Rogers’ path to Columbia College was fairly unconventional. After being honorably discharged from the Army, he got an irresistible urge to move to San Diego. He was living in Florida at the time and had never been to the city, but he wanted to make the move.
He started researching colleges in the area and came upon Columbia College.
“I got the number, called them and, within a week, maybe two, I already had my whole degree plan,” Rogers said. “I was making my move.”
Rogers had started community college once, in Florida, but it wasn’t the right fit. The majority of the student population was younger and, he said, “didn’t care to be there.” Columbia College’s San Diego location, which pulls in students from Naval Base San Diego and Marine Corps Recruit Depot San Diego, was more his speed.
“It was really great for me in the sense of that whole life transition from military to civilian life,” Rogers said. “I was constantly around like-minded individuals. With our location, everybody wants to be there.”
He also worked as the student employee at the location from March 2016 through July 2017, a time in which he got to interact with Marines and sailors who are in the same shoes he was not too long ago: looking to start their higher education journey without a clue of how to go about it. Through his time as a student employee, the San Diego staff became a second family for Rogers.

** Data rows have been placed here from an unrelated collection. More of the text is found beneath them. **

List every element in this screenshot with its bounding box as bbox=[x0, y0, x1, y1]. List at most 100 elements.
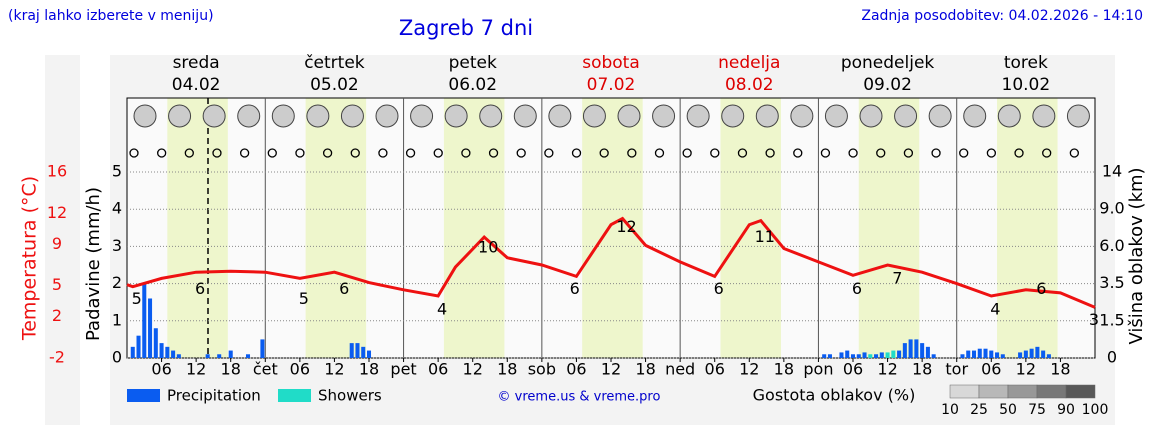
x-tick-label: 06 bbox=[843, 360, 863, 379]
updated: Zadnja posodobitev: 04.02.2026 - 14:10 bbox=[861, 8, 1143, 24]
x-tick-label: 06 bbox=[566, 360, 586, 379]
y2-tick-label: 6.0 bbox=[1099, 236, 1124, 255]
precip-bar bbox=[966, 350, 971, 358]
weather-icon bbox=[928, 104, 952, 128]
temp-label: 4 bbox=[990, 300, 1000, 319]
legend-swatch bbox=[278, 389, 311, 402]
precip-bar bbox=[1023, 350, 1028, 358]
precip-bar bbox=[165, 346, 170, 358]
wind-calm bbox=[433, 148, 443, 158]
note: (kraj lahko izberete v meniju) bbox=[8, 8, 214, 24]
cloud-level: 100 bbox=[1082, 402, 1109, 418]
day-name: sobota bbox=[582, 53, 640, 73]
wind-calm bbox=[1042, 148, 1052, 158]
legend-label: Showers bbox=[318, 387, 382, 405]
precip-bar bbox=[989, 350, 994, 358]
wind-calm bbox=[876, 148, 886, 158]
precip-bar bbox=[839, 352, 844, 358]
precip-bar bbox=[971, 350, 977, 358]
precip-bar bbox=[822, 354, 827, 358]
weather-icon bbox=[237, 104, 261, 128]
day-date: 05.02 bbox=[310, 75, 359, 95]
x-tick-label: 18 bbox=[912, 360, 932, 379]
weather-icon bbox=[1066, 104, 1090, 128]
x-tick-label: pon bbox=[803, 360, 833, 379]
temp-tick-label: 16 bbox=[47, 162, 67, 181]
temp-axis-title: Temperatura (°C) bbox=[19, 176, 41, 341]
precip-bar bbox=[862, 352, 867, 358]
weather-icon bbox=[202, 104, 226, 128]
y2-tick-label: 14 bbox=[1102, 162, 1122, 181]
precip-bar bbox=[1018, 352, 1023, 358]
wind-calm bbox=[848, 148, 858, 158]
precip-bar bbox=[850, 354, 856, 358]
temp-tick-label: -2 bbox=[49, 348, 65, 367]
wind-calm bbox=[1014, 148, 1024, 158]
precip-bar bbox=[366, 350, 372, 358]
precip-bar bbox=[205, 354, 210, 358]
daylight-band bbox=[305, 98, 367, 358]
weather-icon bbox=[479, 104, 503, 128]
wind-calm bbox=[599, 148, 609, 158]
precip-bar bbox=[914, 339, 919, 358]
weather-icon bbox=[617, 104, 641, 128]
temp-label: 6 bbox=[339, 279, 349, 298]
wind-calm bbox=[184, 148, 194, 158]
daylight-band bbox=[858, 98, 920, 358]
x-tick-label: 12 bbox=[601, 360, 621, 379]
precip-bar bbox=[159, 343, 164, 358]
day-date: 07.02 bbox=[587, 75, 636, 95]
weather-icon bbox=[859, 104, 883, 128]
cloud-swatch bbox=[949, 384, 980, 399]
y-axis-title: Padavine (mm/h) bbox=[83, 187, 104, 341]
precip-bar bbox=[361, 346, 366, 358]
weather-icon bbox=[1032, 104, 1056, 128]
x-tick-label: ned bbox=[665, 360, 695, 379]
weather-icon bbox=[271, 104, 295, 128]
day-name: četrtek bbox=[304, 53, 365, 73]
temp-label: 10 bbox=[478, 238, 498, 257]
wind-calm bbox=[239, 148, 250, 158]
precip-bar bbox=[874, 354, 879, 358]
weather-icon bbox=[963, 104, 987, 128]
precip-bar bbox=[171, 350, 176, 358]
precip-bar bbox=[355, 343, 360, 358]
wind-calm bbox=[571, 148, 582, 158]
wind-calm bbox=[1069, 148, 1079, 158]
cloud-swatch bbox=[1036, 384, 1067, 399]
legend-label: Precipitation bbox=[167, 387, 261, 405]
precip-bar bbox=[1000, 354, 1005, 358]
y2-tick-label: 0 bbox=[1107, 348, 1117, 367]
temp-label: 6 bbox=[714, 279, 724, 298]
y-tick-label: 4 bbox=[112, 199, 122, 218]
y-tick-label: 5 bbox=[112, 162, 122, 181]
weather-icon bbox=[652, 104, 676, 128]
temperature-line bbox=[126, 216, 1096, 309]
weather-icon bbox=[168, 104, 192, 128]
precip-bar bbox=[920, 343, 925, 358]
day-name: nedelja bbox=[718, 53, 780, 73]
x-tick-label: 06 bbox=[428, 360, 448, 379]
wind-calm bbox=[931, 148, 941, 158]
temp-label: 5 bbox=[299, 289, 309, 308]
wind-calm bbox=[654, 148, 665, 158]
wind-calm bbox=[516, 148, 526, 158]
precip-bar bbox=[995, 352, 1000, 358]
temp-label: 7 bbox=[892, 269, 902, 288]
day-date: 04.02 bbox=[172, 75, 221, 95]
precip-bar bbox=[260, 339, 265, 358]
precip-bar bbox=[176, 354, 181, 358]
weather-icon bbox=[894, 104, 918, 128]
precip-bar bbox=[925, 346, 930, 358]
weather-icon bbox=[790, 104, 814, 128]
y2-tick-label: 1.5 bbox=[1099, 310, 1124, 329]
precip-bar bbox=[902, 343, 907, 358]
temp-label: 3 bbox=[1089, 310, 1099, 329]
day-name: sreda bbox=[173, 53, 220, 73]
temp-label: 6 bbox=[570, 279, 580, 298]
precip-bar bbox=[983, 348, 988, 358]
weather-icon bbox=[721, 104, 745, 128]
precip-bar bbox=[908, 339, 913, 358]
y-tick-label: 1 bbox=[112, 310, 122, 329]
precip-bar bbox=[879, 352, 884, 358]
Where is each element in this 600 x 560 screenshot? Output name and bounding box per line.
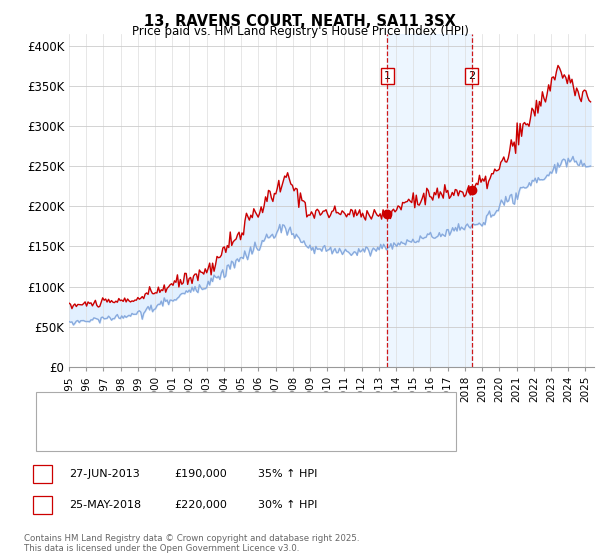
Text: 13, RAVENS COURT, NEATH, SA11 3SX (detached house): 13, RAVENS COURT, NEATH, SA11 3SX (detac… bbox=[69, 403, 363, 413]
Bar bbox=[388, 34, 472, 367]
Text: 1: 1 bbox=[384, 71, 391, 81]
Text: —: — bbox=[45, 399, 63, 417]
Text: 13, RAVENS COURT, NEATH, SA11 3SX: 13, RAVENS COURT, NEATH, SA11 3SX bbox=[144, 14, 456, 29]
Text: £190,000: £190,000 bbox=[174, 469, 227, 479]
Text: HPI: Average price, detached house, Neath Port Talbot: HPI: Average price, detached house, Neat… bbox=[69, 431, 352, 441]
Text: Price paid vs. HM Land Registry's House Price Index (HPI): Price paid vs. HM Land Registry's House … bbox=[131, 25, 469, 38]
Text: 35% ↑ HPI: 35% ↑ HPI bbox=[258, 469, 317, 479]
Text: 2: 2 bbox=[39, 500, 46, 510]
Text: 30% ↑ HPI: 30% ↑ HPI bbox=[258, 500, 317, 510]
Text: 2: 2 bbox=[468, 71, 475, 81]
Text: 27-JUN-2013: 27-JUN-2013 bbox=[69, 469, 140, 479]
Text: 1: 1 bbox=[39, 469, 46, 479]
Text: £220,000: £220,000 bbox=[174, 500, 227, 510]
Text: —: — bbox=[45, 427, 63, 445]
Text: Contains HM Land Registry data © Crown copyright and database right 2025.
This d: Contains HM Land Registry data © Crown c… bbox=[24, 534, 359, 553]
Text: 25-MAY-2018: 25-MAY-2018 bbox=[69, 500, 141, 510]
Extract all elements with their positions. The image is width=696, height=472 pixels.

“My mom came to visit last year when I walked for my associate (degree), and it was the first time she’d ever been in San Diego,” Rogers said. “I got to bring her along and she met (location director) Diana (Schriefer) and the whole team. She loves them to death. It’s so nice having a home away from home.”
Rogers hopes to start law school next year. He wants to go into labor and employment law, so he can help veterans navigate the convoluted systems of health care and disability pay. He also hopes to combine that with his business administration degree to do pro bono work helping veterans who want to start businesses secure all the necessary licenses and certificates.
And he wants to go on writing. Someday, he hopes to publish a collection of his writings from the time he joined the Army in 2006 through his transition back to civilian life.
Rogers’ hope is that The Fire Within can serve as inspiration for other veterans who struggle with similar demons. He and the other 21 contributors to the book correspond regularly in a Facebook chat group. One of them recently told the story of a friend who had served with him in Iraq, one who was contemplating suicide.
He read the book. He decided against it.
“That, in itself, is just amazing,” Rogers said. “I’ve had a ton of my close personal friends reach out (about my story) like, ‘Oh man, that’s just dead on.’ It resonated with a lot of them. My mom, she said that after reading (the book), it helped her understand better what was going on, just with so many different perspectives.”